Killer Mike, Young Thug and others petition Supreme Court in death sentence of man who had rap lyrics used against him in court

The trio of Atlanta rapper were joined by music execs, scholars and more regarding the 2009 case of a man

Killer Mike, Young Thug and others petition Supreme Court in death sentence of man who had rap lyrics used against him in court

The trio of Atlanta rapper were joined by music execs, scholars and more regarding the 2009 case of a man who was found guilty of capital murder in the deaths of two individuals, then prosecutors used rap lyrics he wrote to sentence him to death.

A 2009 murder case has caught the attention of several rappers, including Killer Mike, Young Thug, T.I. and others, as the Atlanta trio have attached their name to a petition calling for the Supreme Court to halt a man’s execution, believing rap lyrics the man wrote contributed to him receiving the death penalty.

The brief alleges James Broadnax, who was 19 at the time of his sentencing, had his First Amendment rights violated and that “taking rap music out of context subjects the entire genre to prosecution.”

Broadnax was convicted of capital murder in 2009 in the deaths of two individuals outside of a recording studio in Texas. As he had an all white jury during his trial, prosecutors presented 40 pages of rap lyrics attributed to him as evidence during his sentencing phase. Due to the subject matter of the lyrics, Broadnax was sentenced to death by lethal injection as opposed to life without parole.

Broadnax, now 37, is scheduled to be executed on April 30.

In his brief, which Howard University faculty member Erik Nielson joined, Killer Mike wrote the court, “This case exemplifies the racial prejudice that infects a criminal proceeding when the State uses a defendant’s rap lyrics to capitalize on anti-rap bias, the misinterpretation of rap lyrics, and anti-Black bias triggered by rap music.”

“The State used Broadnax’s artistic expression to portray him as young Black super-predator without redeeming qualities who must be executed to protect the community,” the brief continued. “The State’s use of Broadnax’s artistic expression to trigger racial and anti-rap fears and biases was a dangerous circumvention of constitutional guarantees that must not be allowed to stand.”

The legal move is not the first one for the Atlanta rapper.
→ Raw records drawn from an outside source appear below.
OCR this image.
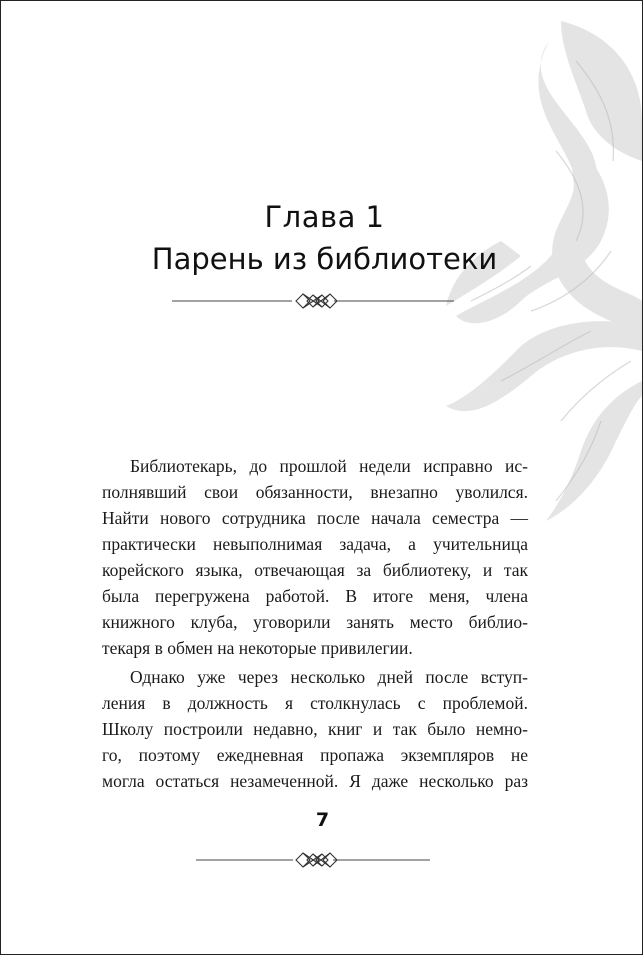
Глава 1
Парень из библиотеки
Библиотекарь, до прошлой недели исправно ис-
полнявший свои обязанности, внезапно уволился.
Найти нового сотрудника после начала семестра —
практически невыполнимая задача, а учительница
корейского языка, отвечающая за библиотеку, и так
была перегружена работой. В итоге меня, члена
книжного клуба, уговорили занять место библио-
текаря в обмен на некоторые привилегии.
Однако уже через несколько дней после вступ-
ления в должность я столкнулась с проблемой.
Школу построили недавно, книг и так было немно-
го, поэтому ежедневная пропажа экземпляров не
могла остаться незамеченной. Я даже несколько раз
7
In 2015, he filed a brief to the Supreme Court in support of a high school student in a First Amendment case where the student wrote a rap song accusing two coaches of sexual assault in 2011. “The government punished a young man for his art — and, more disturbing, for the musical genre by which he chose to express himself,” the brief read at the time.

The Supreme Court ultimately declined to hear the case.

Atlanta rappers have been among the more vocal individuals when it comes to lyrics being used in court cases. In 2022, it was featured heavily in the RICO case against Young Thug and his YSL record label.